Spring Awakening

Spring Awakening
Book and Lyrics by Steven Sater, Music by Duncan Sheik. Based on the German Play 'Spring Awakening' (1891) by Frank Wederkind. Barn Door Productions. Directed by Leisi Edmonds. Musical Direction by Andrew Swan. Laycock Street Theatre, Don Craig Room. April 21-May 6, 2017. 

This reviewer has long been of the opinion that you cannot throw a rock anywhere in the NSW Central Coast without hitting a gifted young musician or musical theatre performer, so it was only a matter of time before someone on “Sydney's Far North Shore” (*patent pending) took the risk of forming a professional co-op theatre company to give the flood of youth talent somewhere to...um, flow.
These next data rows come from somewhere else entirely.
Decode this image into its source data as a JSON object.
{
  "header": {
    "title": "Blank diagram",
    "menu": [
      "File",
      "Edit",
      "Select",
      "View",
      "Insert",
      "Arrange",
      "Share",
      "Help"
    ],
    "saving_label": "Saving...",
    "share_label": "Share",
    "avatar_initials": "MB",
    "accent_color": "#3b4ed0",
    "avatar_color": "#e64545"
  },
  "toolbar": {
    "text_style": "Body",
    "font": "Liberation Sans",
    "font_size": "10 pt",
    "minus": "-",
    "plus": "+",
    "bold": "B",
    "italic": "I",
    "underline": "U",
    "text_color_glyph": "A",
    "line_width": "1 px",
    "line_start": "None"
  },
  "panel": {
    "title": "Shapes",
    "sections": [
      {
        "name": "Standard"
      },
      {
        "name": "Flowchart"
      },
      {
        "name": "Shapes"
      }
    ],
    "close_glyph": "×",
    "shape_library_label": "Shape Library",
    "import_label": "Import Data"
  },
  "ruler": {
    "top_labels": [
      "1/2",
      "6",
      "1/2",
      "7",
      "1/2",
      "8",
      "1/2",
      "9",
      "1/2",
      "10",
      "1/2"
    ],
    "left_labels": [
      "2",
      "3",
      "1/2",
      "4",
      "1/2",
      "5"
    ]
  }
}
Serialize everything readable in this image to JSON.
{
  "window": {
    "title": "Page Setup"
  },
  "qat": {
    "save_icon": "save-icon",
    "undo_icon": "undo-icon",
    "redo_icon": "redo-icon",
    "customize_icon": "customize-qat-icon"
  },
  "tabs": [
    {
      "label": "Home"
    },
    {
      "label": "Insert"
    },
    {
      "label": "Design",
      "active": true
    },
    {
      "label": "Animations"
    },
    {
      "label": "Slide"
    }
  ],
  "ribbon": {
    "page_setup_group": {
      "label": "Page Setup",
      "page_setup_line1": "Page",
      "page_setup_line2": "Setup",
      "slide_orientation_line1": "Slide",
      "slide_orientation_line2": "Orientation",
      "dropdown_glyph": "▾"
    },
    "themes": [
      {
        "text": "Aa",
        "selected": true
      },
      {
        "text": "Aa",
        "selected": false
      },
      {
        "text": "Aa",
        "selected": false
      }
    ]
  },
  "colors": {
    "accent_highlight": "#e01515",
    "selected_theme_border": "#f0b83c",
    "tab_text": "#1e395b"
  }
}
Last year, managing partners of The Nate Butler Studio: Nate Butler and Leisi Edmonds teamed with Toddy Keys and Nathan Dale to form Barn Door Productions.

It's very hard to review Spring Awakening without waxing philosophical about how ridiculous it is, that a musical - based on a 120 year old play opining the extreme negative affects puritanism has had on human nature and mental health - has such searing resonance today...there you have it. So I'll resist the urge to jump on that hackneyed bandwagon lest this review turns into a thesis.

It's quite easy to instead focus on the fact that choosing this show was the perfect metaphor as the company's debut. Veteran MD Andrew Swan has seen more than his fair share of local theatre companies come and go in his 30-odd years behind the baton. They always start full of enthusiasm to present edgy, contemporary works to truly challenge and inspire local performers – but most ended up struggling to appease fickle and conservative (mostly senior) Central Coast audiences. This incredibly successful and deliciously controversial show could not have been a more emphatic way to broadcast the company agenda. The gauntlet has been thrown. 

Timing is, indeed, everything, and the timing could not be more perfect. The production certainly lives up to all expectations. The set design, costuming, lighting, sound, direction, music and all performances combine perfectly to ignite the intimate space and transport the audience. The tender numbers tug at all the feels and the raunchy and defiant ensemble numbers made you want to jump up on stage and join them. You really can't ask for much more from a contemporary musical - and diehard fans of this show will not be disappointed. So without singling anyone out, one can only congratulate Leisi Edmonds, the cast and crew as a whole, and eagerly anticipate the next thing to burst free from the Barn Door.